Although the estimated impact on DBS’s CET-1 capital will be negligible initially, an assessment of the book, risk management practices, and subsequent growth may require a continuous infusion of capital, given high NPAs and equity. negative of LVB said.

JPMorgan said the advantage for DBS will depend on its ability to consolidate the franchise and attract deposits, and to generate consistent returns while maintaining credit risk.

Provisions will also have to be cut “drastically” in the short term, which JPMorgan analysts see as likely because almost all of the NPLs will be written off.
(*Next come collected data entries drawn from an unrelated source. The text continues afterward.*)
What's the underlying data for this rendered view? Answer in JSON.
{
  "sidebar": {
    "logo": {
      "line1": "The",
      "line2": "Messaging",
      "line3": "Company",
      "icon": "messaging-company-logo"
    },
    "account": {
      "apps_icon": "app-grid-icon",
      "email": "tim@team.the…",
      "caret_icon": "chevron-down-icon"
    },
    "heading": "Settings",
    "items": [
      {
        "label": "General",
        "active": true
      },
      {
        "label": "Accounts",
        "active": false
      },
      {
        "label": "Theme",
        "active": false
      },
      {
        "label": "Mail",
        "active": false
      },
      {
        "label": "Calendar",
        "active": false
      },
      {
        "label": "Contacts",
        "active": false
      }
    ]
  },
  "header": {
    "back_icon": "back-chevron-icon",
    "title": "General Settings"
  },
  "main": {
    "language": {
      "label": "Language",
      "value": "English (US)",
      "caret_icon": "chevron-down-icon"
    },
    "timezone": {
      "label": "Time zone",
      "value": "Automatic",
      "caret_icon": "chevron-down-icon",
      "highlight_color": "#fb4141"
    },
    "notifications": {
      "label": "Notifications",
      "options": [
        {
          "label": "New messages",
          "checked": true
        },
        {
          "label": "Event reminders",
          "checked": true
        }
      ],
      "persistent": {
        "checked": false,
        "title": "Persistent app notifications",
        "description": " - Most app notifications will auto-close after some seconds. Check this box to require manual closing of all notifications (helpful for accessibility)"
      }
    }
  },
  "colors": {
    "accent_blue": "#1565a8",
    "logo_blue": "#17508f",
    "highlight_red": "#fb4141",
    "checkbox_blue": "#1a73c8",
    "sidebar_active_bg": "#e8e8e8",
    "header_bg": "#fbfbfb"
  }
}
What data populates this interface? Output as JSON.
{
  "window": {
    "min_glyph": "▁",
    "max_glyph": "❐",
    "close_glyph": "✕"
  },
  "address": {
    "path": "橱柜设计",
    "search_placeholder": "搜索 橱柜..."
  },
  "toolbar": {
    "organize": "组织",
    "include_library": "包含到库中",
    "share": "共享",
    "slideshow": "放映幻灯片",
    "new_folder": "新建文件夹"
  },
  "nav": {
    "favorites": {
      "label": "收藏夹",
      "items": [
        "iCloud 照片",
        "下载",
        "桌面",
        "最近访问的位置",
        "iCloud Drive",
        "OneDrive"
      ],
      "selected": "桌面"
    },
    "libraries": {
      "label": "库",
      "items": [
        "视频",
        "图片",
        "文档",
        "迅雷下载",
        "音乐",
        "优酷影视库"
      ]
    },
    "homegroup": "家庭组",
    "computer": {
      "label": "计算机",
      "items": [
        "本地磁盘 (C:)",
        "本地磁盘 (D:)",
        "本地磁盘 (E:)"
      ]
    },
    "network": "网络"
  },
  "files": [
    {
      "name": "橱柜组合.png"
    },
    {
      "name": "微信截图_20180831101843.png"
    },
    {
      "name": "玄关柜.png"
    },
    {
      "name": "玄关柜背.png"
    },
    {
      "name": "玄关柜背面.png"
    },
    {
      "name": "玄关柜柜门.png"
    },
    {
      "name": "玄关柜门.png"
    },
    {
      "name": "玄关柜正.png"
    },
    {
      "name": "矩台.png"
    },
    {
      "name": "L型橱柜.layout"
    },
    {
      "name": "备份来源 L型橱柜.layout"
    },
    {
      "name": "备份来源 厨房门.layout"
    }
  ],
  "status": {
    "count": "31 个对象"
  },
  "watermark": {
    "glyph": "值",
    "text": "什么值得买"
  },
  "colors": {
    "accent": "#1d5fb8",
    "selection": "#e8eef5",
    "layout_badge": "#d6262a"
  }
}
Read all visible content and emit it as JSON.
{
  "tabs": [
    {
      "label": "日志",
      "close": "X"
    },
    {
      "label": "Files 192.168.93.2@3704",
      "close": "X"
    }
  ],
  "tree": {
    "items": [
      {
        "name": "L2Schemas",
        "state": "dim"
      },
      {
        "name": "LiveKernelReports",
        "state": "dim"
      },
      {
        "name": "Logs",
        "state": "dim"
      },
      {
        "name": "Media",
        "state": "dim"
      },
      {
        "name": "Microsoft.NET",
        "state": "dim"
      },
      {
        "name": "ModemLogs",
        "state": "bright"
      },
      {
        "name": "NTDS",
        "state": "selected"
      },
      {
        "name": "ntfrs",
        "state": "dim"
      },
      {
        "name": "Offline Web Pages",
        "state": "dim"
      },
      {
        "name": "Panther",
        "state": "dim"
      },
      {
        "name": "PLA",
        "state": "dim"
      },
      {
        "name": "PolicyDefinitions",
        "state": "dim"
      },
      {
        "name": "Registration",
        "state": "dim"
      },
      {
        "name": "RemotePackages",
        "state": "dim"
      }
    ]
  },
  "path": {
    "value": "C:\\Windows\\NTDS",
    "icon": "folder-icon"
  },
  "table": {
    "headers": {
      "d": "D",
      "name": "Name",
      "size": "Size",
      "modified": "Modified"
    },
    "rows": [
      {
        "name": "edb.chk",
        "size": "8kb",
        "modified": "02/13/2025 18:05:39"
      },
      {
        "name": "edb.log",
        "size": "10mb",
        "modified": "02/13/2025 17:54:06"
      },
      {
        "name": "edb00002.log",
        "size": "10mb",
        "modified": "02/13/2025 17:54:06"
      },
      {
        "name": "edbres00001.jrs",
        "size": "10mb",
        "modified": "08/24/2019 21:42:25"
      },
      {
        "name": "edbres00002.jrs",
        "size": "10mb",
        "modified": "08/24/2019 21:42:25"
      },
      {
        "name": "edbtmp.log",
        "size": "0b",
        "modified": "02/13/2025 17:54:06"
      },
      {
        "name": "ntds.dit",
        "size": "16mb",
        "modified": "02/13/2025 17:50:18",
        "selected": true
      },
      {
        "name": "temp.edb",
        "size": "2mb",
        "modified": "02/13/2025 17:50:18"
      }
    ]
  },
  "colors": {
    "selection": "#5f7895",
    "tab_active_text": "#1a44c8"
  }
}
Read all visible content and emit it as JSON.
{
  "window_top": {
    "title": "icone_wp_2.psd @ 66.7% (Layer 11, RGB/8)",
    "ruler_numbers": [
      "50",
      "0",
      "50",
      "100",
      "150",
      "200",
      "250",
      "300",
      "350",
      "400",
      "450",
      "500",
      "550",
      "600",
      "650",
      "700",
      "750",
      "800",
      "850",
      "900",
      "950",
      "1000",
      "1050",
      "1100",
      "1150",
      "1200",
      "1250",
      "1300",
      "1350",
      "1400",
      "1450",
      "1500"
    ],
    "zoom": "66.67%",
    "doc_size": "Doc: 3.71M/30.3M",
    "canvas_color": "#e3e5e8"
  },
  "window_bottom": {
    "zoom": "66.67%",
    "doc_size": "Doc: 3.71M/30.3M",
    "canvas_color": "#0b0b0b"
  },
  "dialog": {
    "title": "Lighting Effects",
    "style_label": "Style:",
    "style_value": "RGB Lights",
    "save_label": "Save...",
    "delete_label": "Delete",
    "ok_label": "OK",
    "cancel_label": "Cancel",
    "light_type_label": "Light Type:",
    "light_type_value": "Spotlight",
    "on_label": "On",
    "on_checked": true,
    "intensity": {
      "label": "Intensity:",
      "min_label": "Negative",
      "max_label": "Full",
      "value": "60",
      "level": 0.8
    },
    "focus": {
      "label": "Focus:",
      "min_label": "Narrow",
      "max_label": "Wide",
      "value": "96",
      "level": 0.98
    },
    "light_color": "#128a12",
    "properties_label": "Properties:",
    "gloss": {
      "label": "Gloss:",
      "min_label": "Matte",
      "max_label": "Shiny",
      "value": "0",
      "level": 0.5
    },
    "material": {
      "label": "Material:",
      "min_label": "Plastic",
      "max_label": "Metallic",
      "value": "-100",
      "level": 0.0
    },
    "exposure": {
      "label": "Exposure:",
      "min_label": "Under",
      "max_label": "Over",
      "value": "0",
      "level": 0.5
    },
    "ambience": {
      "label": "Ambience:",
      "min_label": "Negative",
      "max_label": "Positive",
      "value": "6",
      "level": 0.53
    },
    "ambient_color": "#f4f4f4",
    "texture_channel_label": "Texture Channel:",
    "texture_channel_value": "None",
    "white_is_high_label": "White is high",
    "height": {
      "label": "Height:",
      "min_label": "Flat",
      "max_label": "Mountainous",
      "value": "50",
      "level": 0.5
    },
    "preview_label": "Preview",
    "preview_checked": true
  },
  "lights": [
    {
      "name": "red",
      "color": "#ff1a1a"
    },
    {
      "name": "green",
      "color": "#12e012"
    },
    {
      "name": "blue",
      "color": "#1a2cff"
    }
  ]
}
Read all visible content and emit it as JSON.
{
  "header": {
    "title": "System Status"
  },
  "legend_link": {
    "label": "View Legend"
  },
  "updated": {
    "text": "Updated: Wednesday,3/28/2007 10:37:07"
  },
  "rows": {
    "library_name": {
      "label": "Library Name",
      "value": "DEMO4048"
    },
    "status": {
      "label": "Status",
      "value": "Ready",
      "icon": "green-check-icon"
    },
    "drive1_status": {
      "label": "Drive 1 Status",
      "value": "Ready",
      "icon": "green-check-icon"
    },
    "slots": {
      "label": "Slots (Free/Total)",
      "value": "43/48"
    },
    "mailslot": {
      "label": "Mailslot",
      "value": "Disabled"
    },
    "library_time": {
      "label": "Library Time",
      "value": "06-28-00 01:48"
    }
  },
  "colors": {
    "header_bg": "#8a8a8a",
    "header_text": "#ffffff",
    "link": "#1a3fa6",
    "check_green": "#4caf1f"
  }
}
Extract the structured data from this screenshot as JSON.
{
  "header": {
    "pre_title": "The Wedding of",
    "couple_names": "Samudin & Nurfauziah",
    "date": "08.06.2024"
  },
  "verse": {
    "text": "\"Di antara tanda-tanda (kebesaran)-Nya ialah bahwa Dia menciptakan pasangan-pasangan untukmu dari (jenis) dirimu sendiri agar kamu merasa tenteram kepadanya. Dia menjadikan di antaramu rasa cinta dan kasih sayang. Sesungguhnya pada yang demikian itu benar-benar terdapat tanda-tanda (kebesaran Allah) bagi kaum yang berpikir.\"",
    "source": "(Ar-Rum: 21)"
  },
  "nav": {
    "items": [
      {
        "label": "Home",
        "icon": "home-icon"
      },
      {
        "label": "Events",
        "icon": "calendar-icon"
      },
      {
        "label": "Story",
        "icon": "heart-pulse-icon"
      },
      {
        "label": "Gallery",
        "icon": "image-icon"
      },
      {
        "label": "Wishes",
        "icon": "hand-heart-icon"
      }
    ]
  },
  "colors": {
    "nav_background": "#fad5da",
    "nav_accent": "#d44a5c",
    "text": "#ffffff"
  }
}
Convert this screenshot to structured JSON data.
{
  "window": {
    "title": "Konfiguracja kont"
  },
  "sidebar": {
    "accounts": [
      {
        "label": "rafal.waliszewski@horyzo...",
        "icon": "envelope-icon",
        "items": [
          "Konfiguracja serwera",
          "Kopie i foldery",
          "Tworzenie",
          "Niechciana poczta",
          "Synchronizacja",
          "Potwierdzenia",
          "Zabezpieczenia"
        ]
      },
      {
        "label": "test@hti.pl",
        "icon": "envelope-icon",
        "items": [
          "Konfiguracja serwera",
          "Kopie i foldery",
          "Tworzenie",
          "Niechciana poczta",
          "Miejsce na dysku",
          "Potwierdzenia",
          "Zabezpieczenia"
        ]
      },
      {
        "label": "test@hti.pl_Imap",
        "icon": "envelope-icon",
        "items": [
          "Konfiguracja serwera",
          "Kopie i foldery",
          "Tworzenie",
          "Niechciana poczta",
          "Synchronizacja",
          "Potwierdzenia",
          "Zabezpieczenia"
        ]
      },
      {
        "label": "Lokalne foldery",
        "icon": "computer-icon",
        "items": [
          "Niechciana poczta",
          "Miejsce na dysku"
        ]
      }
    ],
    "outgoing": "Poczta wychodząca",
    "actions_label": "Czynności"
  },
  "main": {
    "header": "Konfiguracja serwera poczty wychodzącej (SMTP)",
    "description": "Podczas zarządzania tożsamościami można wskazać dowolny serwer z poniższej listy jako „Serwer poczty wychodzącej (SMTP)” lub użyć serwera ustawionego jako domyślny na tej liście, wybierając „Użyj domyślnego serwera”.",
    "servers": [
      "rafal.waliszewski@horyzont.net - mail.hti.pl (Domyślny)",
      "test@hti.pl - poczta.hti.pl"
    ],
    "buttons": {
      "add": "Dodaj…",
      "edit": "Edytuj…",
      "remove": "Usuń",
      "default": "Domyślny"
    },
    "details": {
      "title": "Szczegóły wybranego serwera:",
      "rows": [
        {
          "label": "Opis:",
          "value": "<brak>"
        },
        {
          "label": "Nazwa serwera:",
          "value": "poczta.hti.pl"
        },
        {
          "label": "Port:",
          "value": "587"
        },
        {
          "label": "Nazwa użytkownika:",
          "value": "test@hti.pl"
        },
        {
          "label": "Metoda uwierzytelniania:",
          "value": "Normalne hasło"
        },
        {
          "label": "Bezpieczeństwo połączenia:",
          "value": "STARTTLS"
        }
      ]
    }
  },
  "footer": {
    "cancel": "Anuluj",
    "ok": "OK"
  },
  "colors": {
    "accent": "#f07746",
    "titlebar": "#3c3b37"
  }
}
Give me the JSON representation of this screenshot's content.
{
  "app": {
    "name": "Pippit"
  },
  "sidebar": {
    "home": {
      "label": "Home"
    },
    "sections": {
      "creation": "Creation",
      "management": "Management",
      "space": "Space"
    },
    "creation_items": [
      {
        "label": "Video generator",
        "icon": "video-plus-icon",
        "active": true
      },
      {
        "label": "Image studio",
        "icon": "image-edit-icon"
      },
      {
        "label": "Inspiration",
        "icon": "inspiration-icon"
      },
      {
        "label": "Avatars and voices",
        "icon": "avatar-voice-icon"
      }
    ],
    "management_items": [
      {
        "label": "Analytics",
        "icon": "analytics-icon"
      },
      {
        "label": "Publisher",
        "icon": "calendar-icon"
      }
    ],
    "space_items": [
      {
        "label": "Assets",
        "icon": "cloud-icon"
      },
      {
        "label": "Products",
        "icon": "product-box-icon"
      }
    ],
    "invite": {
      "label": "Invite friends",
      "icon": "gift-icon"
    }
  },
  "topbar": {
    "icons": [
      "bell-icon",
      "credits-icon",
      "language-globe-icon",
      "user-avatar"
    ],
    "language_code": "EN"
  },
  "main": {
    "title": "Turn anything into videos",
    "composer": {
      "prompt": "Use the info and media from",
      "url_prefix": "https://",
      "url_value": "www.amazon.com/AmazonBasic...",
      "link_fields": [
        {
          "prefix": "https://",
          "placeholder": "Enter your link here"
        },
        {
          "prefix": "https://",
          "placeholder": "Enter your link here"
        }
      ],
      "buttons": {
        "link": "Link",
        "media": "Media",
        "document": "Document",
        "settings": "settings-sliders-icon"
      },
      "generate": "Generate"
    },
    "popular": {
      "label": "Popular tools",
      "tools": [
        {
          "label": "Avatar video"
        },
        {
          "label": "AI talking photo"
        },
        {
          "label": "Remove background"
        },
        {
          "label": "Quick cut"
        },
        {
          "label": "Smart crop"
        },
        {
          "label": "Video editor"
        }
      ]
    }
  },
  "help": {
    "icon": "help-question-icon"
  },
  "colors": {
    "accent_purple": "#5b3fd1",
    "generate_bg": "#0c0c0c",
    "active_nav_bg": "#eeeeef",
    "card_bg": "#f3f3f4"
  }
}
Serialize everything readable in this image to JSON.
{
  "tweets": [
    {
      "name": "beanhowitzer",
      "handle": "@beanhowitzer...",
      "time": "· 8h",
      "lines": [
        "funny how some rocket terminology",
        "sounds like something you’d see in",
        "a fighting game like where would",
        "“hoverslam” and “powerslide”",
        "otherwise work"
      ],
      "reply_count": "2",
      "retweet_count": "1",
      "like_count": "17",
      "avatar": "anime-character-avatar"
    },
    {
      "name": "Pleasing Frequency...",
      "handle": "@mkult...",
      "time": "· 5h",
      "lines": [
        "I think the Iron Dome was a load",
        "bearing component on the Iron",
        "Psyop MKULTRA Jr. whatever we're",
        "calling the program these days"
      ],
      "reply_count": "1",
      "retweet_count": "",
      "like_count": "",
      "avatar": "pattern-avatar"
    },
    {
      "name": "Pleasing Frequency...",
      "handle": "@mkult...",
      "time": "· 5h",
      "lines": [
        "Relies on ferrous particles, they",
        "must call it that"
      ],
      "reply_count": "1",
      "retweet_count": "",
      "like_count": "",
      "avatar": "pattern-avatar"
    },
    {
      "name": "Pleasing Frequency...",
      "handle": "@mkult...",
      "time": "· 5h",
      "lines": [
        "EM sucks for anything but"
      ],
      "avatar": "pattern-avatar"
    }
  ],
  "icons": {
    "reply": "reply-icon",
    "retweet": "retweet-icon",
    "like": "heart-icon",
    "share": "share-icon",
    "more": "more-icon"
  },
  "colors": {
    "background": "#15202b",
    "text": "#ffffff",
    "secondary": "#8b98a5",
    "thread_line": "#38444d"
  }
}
“We believe that DBS has developed underwriting or risk management capabilities in India and at group level in recent years. That has led to a relatively resilient NPL result.

“These attributes, combined with the digital offerings, should allow the bank to deliver PPoP RoA (pre-provision operating profit, return on assets) at least in line with its historical result,” they added.

DBS said it will await the final decision from the RBI and the Indian government on the proposed scheme before announcing further details.

The members, depositors and other creditors of LVB and DBIL have until 5 pm this Friday to send to RBI their suggestions or objections, if any, on the draft scheme.

DBS shares closed at S $ 24.63 at the end of Wednesday trading, 2 Singapore cents or 0.08 percent.